The Public Company Accounting Oversight Board (PCAOB) has found deficiencies in five audits conducted by Grant Thornton.
Grant Thornton failed "to identify or appropriately address errors in the issuer's application of GAAP," said the PCAOB, which acts as an audit watchdog and annually inspects accounting firms with more than 100 public-company clients.
Grant Thornton also did not perform certain audit tests to back up its opinions, the April 4 report said.
"In some cases, the deficiencies identified were of such significance that it appeared to the inspection team that the firm, at the time it issued its audit report, had not obtained sufficient competent evidential matter to support its opinion on the issuer's financial statements," the report said.
Grant Thornton failed to test the effectiveness of controls, data that had been provided to actuaries, and assumptions made by management, CFO.com reported. The inspection report does not name the audited companies, instead referring to them as Issuer A, B, etc. The inspection, conducted between April and December of last year, involved 14 of the firm's 50 offices.
Accountancy Age reported that the firm failed to adequately test the revenue and cost of revenue cycles and that it failed to test certain factors that the issuer had used in determining the fair value of stock options, for example.
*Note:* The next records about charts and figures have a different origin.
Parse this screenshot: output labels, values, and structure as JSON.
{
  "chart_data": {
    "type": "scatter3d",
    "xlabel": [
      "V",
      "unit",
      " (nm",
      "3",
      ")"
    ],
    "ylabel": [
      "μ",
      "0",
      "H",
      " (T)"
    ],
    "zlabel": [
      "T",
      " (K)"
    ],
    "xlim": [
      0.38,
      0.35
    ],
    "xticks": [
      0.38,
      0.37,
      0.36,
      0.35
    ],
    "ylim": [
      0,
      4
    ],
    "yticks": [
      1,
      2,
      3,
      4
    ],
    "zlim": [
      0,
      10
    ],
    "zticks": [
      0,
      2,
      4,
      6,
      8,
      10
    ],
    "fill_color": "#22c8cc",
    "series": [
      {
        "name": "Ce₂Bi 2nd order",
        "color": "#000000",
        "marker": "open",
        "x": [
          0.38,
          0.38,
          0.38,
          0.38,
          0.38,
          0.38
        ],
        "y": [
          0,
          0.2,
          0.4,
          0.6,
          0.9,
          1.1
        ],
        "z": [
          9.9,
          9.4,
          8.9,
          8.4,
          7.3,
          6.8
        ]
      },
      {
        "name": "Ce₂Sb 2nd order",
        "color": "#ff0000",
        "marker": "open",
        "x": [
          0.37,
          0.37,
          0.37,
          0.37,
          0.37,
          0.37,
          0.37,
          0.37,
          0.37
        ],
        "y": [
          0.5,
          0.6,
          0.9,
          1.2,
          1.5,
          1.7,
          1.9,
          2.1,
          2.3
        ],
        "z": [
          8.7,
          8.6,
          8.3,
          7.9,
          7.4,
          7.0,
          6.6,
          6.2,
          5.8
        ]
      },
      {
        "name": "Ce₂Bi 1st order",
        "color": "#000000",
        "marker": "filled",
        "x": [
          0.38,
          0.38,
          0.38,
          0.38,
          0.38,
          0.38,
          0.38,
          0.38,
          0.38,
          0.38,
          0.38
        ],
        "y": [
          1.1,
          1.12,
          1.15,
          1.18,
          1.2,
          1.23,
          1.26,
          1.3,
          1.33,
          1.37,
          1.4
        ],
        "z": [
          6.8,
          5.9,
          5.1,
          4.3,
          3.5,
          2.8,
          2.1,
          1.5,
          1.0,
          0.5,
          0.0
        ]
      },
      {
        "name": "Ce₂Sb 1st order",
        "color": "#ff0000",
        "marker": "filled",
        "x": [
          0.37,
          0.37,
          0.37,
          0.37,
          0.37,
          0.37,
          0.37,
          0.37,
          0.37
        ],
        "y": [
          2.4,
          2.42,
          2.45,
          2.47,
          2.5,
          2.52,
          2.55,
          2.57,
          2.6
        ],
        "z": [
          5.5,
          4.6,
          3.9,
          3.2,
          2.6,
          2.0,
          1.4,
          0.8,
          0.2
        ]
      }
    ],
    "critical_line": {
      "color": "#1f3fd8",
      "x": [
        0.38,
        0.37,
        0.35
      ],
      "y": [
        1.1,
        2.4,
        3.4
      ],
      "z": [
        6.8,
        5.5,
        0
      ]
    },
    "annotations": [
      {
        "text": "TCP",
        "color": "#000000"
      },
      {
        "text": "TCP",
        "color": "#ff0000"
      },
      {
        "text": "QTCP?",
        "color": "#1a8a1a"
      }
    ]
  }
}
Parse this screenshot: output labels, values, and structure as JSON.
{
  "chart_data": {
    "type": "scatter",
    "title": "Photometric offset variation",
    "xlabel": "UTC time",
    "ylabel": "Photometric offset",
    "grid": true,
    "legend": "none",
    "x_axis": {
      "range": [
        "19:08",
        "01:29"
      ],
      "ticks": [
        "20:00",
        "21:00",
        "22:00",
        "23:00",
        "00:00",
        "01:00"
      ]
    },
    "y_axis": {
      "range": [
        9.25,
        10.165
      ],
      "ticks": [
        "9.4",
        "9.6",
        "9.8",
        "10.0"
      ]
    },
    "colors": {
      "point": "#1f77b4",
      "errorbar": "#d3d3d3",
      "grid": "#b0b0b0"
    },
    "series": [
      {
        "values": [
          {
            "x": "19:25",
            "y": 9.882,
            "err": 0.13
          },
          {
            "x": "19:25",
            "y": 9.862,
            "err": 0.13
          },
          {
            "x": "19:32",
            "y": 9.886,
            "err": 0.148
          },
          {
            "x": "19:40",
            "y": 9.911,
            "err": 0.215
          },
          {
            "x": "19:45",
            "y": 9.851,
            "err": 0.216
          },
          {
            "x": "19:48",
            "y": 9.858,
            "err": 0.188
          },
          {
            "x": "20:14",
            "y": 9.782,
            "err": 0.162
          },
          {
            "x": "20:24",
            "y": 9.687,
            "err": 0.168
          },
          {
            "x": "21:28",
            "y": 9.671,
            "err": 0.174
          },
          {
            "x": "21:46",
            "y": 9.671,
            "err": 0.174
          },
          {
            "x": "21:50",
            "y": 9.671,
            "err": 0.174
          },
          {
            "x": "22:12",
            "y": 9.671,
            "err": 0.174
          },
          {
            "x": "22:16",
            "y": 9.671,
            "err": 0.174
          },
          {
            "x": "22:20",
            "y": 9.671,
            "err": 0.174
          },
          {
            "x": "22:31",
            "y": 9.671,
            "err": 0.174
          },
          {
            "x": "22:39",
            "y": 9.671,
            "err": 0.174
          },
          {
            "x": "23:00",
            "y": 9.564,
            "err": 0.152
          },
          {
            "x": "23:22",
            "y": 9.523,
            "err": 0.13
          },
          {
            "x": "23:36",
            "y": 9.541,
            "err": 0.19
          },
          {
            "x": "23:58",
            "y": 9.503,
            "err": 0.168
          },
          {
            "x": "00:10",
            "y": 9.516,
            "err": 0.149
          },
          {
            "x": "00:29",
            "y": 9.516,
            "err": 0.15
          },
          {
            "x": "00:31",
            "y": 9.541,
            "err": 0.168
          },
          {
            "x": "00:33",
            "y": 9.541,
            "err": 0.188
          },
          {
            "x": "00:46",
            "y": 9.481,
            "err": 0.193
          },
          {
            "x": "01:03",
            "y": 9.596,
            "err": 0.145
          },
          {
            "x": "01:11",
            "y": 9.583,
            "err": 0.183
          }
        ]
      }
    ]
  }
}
In response, Grant Thornton said that it had performed additional procedures or added to its documentation after the inspections had ended, but, "None of the findings resulted in a change in our original overall audit conclusions or affected our reports on issuers' financial statements."
In addition the firm said, "We have already developed additional guidance, updated our policies where applicable, implemented expanded monitoring in some key areas and enhanced our training programs to address topics covered by the PCAOB's comments."